1. John went with his newly bought second-hand car to the mechanic, and they told him the milometer was doctored.
2. The CEO was accused of doctoring the sales figures.
3. The trial collapsed because the police doctored the evidence.
 
They are OK. I would prefer "had been doctored" in #1.
 
The device that records distance traveled is an odometer, at least in AmE.
 
2. With figures, I prefer using "manipulated".
 
Bassim wants to know whether he used the verb 'doctor' correctly. The answer is yes.

There are alternatives, but that wasn't the question.
 
It's a milometer in BrE.

Also spelt "mileometer", which is how I've always spelt it.
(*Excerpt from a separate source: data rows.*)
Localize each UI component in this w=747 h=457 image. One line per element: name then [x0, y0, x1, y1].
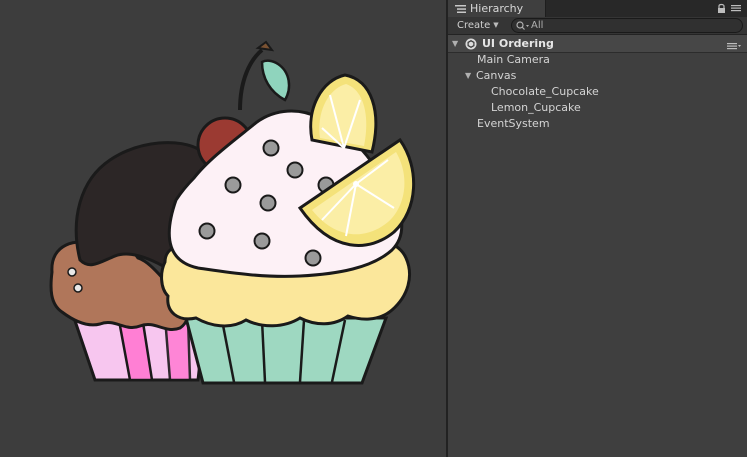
search-input[interactable]: All	[511, 18, 743, 33]
lemon-cupcake[interactable]	[160, 73, 416, 385]
expand-arrow-icon[interactable]: ▼	[452, 39, 462, 48]
tab-strip: Hierarchy	[448, 0, 747, 18]
tree-item-label: Chocolate_Cupcake	[491, 84, 599, 98]
expand-arrow-icon[interactable]: ▼	[465, 71, 476, 80]
tree-item-eventsystem[interactable]: EventSystem	[477, 115, 550, 131]
tab-label: Hierarchy	[470, 2, 524, 15]
tree-item-main-camera[interactable]: Main Camera	[477, 51, 550, 67]
cupcakes-canvas	[49, 40, 416, 385]
hierarchy-toolbar: Create ▼ All	[448, 17, 747, 35]
tree-item-label: Lemon_Cupcake	[491, 100, 581, 114]
tab-hierarchy[interactable]: Hierarchy	[448, 0, 546, 17]
scene-name: UI Ordering	[482, 37, 554, 50]
unity-scene-icon	[464, 37, 478, 51]
create-button[interactable]: Create ▼	[453, 18, 503, 32]
scene-menu-icon[interactable]	[727, 37, 741, 50]
scene-view[interactable]	[0, 0, 446, 457]
tree-item-chocolate-cupcake[interactable]: Chocolate_Cupcake	[491, 83, 599, 99]
tree-item-canvas[interactable]: ▼ Canvas	[465, 67, 516, 83]
lock-icon[interactable]	[716, 2, 726, 14]
tab-controls	[716, 2, 741, 14]
search-placeholder: All	[531, 20, 544, 31]
chevron-down-icon: ▼	[493, 21, 499, 29]
list-icon	[454, 3, 466, 15]
create-label: Create	[457, 19, 491, 31]
search-icon	[515, 19, 531, 32]
tree-item-label: EventSystem	[477, 116, 550, 130]
tree-item-label: Canvas	[476, 68, 517, 82]
tree-item-label: Main Camera	[477, 52, 550, 66]
tree-item-lemon-cupcake[interactable]: Lemon_Cupcake	[491, 99, 581, 115]
panel-menu-icon[interactable]	[731, 2, 741, 14]
hierarchy-panel: Hierarchy Create ▼ All ▼ UI Ordering Mai…	[448, 0, 747, 457]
I didn't realise "milometer" was an accepted spelling until this thread.
 
Odometer is used in BrE too, and is a device that measures distance travalled by a vehicle.

Strictly speaking, a milometer measures the number of miles travelled.
 
Perhaps it's a kilometreometer. ;-)
 
NOT A TEACHER

In my opinion, learners who are interested in speaking idiomatic American English should NOT use the verb "doctor" in the OP's first sentence.

I, as a non-teacher member, recommend that learners use "doctor" only in reference to evidence -- not to devices.

Thus, some (many?) Americans would, indeed, feel that the OP's use of "doctor" in the first sentence is NOT strictly "correct."
 
It's perfectly correct in BrE and, I believe, in AusE.
 
Thus, some (many?) Americans would, indeed, feel that the OP's use of "doctor" in the first sentence is NOT strictly "correct."

I think you may be the only American to hold that opinion. Doctored books, for example, are all too common both in accounting and in American English descriptions of them.
 
Doctored books, for example, are all too common both in accounting and in American English descriptions of them.


NOT A TEACHER

Exactly.

It refers to documents, etc.

Not to devices. As I tried to explain, some (many?) Americans would feel this sentence to sound very strange: "I think that the odometer has been doctored."